SHANGHAI - Chinese long-term yields fell to record lows driven by easing expectations, widening the yield disadvantage against the 10-year U.S. benchmark to the biggest in 22 years and piling more pressure on the yuan.

The yield on China's 10-year treasuries fell as much as 2 basis points to 1.805%, an all-time low. The 10-year bond futures, which move inversely to yields, hit a record high.

That widened the spread against U.S. 10-year yields to nearly 250 basis points, marking China's biggest yield disadvantage since June, 2002.

China's bond market has seen a record-breaking rally this year as Beijing cut interest rates and pumped liquidity into the banking system to aid an economy dogged by persistent deflation.
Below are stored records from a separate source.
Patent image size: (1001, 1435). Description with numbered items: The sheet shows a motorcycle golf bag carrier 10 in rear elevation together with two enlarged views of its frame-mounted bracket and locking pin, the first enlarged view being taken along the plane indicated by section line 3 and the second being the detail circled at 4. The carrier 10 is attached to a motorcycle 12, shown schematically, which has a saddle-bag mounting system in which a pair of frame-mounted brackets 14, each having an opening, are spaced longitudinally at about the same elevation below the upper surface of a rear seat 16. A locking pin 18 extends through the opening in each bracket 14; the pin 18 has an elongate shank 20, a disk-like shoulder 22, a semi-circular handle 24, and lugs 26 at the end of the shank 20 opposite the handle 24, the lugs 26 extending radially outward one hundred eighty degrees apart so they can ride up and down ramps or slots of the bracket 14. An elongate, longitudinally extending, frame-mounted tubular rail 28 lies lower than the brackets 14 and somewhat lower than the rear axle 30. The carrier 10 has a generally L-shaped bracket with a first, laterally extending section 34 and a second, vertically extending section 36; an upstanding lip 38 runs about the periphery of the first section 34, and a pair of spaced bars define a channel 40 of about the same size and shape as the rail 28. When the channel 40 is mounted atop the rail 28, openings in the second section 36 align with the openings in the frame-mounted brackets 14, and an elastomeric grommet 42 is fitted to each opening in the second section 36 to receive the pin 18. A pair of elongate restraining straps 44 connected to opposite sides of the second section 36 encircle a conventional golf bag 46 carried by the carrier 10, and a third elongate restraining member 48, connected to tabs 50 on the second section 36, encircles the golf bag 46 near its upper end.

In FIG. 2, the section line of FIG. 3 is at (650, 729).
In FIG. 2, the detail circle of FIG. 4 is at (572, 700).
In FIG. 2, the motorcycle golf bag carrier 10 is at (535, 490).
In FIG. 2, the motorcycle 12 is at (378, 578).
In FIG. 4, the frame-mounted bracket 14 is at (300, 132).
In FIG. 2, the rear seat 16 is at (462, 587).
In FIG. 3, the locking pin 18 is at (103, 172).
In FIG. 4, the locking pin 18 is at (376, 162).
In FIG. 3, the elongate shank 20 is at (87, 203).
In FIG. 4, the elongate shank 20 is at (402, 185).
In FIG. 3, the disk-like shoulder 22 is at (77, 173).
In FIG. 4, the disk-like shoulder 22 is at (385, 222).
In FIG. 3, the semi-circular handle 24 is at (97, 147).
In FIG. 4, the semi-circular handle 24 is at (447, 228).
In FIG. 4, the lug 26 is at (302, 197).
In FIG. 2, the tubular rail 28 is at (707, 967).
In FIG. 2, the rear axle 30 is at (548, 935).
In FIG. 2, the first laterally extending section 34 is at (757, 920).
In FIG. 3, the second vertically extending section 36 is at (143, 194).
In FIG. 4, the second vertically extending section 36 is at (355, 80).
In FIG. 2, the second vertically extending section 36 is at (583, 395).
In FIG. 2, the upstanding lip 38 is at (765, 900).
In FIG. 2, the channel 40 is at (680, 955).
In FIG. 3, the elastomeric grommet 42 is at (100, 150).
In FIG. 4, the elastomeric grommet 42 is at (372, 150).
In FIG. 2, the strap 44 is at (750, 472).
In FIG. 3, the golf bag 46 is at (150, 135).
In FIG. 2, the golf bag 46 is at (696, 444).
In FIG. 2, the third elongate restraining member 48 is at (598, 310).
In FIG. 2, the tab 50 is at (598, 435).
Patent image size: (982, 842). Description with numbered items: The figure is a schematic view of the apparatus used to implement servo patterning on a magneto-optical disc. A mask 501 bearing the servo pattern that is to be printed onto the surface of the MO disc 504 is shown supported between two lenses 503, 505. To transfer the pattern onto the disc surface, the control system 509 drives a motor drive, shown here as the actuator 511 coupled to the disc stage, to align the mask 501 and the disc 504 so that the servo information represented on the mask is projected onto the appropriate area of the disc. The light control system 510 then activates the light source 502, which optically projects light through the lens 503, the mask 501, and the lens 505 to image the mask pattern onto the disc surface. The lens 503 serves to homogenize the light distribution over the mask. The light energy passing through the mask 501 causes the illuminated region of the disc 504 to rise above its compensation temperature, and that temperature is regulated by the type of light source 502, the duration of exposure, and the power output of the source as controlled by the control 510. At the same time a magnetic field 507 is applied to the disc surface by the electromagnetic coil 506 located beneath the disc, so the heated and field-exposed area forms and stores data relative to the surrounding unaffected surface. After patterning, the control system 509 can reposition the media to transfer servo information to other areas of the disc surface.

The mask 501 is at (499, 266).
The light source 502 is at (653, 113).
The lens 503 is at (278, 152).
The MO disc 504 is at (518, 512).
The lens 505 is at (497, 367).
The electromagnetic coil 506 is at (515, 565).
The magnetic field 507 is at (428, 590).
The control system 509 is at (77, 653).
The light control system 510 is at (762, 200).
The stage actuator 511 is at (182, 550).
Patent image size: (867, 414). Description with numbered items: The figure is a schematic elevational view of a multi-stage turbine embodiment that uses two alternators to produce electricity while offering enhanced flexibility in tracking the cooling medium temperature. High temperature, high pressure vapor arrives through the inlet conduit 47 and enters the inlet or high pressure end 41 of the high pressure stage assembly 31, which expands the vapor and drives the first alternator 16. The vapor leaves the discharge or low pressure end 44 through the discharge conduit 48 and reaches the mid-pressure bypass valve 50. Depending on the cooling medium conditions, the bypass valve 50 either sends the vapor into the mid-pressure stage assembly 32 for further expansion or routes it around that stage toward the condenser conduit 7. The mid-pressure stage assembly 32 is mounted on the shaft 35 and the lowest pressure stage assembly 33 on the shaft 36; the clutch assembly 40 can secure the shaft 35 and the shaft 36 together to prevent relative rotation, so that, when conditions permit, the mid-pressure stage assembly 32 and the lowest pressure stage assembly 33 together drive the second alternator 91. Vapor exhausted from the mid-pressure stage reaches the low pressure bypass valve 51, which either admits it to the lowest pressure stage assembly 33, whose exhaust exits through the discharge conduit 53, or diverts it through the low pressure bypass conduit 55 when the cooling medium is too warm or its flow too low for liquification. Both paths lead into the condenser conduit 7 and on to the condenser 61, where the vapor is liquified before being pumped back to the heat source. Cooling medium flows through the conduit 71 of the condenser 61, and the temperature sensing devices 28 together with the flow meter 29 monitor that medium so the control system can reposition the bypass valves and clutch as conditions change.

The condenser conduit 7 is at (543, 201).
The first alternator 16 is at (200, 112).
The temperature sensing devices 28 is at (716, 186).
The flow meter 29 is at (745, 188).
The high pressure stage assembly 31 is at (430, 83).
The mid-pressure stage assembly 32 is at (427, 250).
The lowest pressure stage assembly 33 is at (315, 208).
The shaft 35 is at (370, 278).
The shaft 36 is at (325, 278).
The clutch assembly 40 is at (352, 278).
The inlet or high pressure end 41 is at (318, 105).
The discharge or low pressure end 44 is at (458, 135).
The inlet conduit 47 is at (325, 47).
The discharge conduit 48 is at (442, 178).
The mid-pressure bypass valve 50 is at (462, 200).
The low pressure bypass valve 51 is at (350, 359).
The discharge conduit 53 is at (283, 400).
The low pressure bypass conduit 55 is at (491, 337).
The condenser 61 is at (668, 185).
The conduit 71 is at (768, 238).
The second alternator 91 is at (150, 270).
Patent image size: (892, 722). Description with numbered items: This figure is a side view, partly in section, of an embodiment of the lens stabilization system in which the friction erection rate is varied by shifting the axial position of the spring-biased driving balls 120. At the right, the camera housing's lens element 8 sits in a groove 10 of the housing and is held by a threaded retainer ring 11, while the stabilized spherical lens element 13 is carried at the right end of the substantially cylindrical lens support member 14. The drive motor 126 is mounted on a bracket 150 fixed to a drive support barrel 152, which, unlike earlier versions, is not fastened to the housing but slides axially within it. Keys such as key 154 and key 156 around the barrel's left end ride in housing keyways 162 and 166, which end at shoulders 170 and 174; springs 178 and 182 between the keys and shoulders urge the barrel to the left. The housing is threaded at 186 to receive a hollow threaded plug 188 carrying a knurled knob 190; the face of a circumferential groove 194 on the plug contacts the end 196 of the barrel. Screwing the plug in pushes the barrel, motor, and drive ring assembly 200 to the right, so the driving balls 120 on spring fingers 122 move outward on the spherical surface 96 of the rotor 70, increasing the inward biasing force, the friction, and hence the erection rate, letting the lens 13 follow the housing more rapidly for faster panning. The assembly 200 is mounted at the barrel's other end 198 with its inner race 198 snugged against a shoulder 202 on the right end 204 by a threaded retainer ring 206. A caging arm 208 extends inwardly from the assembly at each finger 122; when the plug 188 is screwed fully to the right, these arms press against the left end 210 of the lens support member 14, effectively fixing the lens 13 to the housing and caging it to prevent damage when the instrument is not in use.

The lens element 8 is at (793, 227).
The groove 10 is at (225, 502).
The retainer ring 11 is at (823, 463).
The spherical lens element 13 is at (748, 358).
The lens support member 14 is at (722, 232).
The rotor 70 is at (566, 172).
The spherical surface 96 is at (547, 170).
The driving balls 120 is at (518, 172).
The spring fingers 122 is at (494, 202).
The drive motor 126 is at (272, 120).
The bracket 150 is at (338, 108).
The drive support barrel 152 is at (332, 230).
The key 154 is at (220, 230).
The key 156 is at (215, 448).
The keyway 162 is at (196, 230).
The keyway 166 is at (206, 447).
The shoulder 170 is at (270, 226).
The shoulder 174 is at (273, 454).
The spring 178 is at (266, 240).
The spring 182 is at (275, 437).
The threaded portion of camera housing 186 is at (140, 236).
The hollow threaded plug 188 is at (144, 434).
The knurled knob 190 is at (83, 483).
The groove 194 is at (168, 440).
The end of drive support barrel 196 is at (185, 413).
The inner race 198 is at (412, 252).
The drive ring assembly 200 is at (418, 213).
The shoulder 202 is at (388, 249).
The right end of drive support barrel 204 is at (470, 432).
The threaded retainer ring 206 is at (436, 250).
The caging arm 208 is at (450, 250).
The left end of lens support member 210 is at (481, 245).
Bond prices powered ahead this week after China on Monday pledged to adopt an "appropriately loose" monetary policy next year, the first easing of its stance in some 14 years.

"Lower risk-free interest rates in China will nudge people to hunt for higher yields, potentially increasing investment in dollar wealth management products," said Yuan Tao, analyst at Orient Futures.

Outbound investment and yuan depreciation could feed each other, he said.

Sources told Reuters on Wednesday China's top leaders and policymakers are considering allowing the yuan to weaken in 2025 as they brace for higher U.S. trade tariffs.

China's 30-year yield also hit a record low of 2.035% on the day.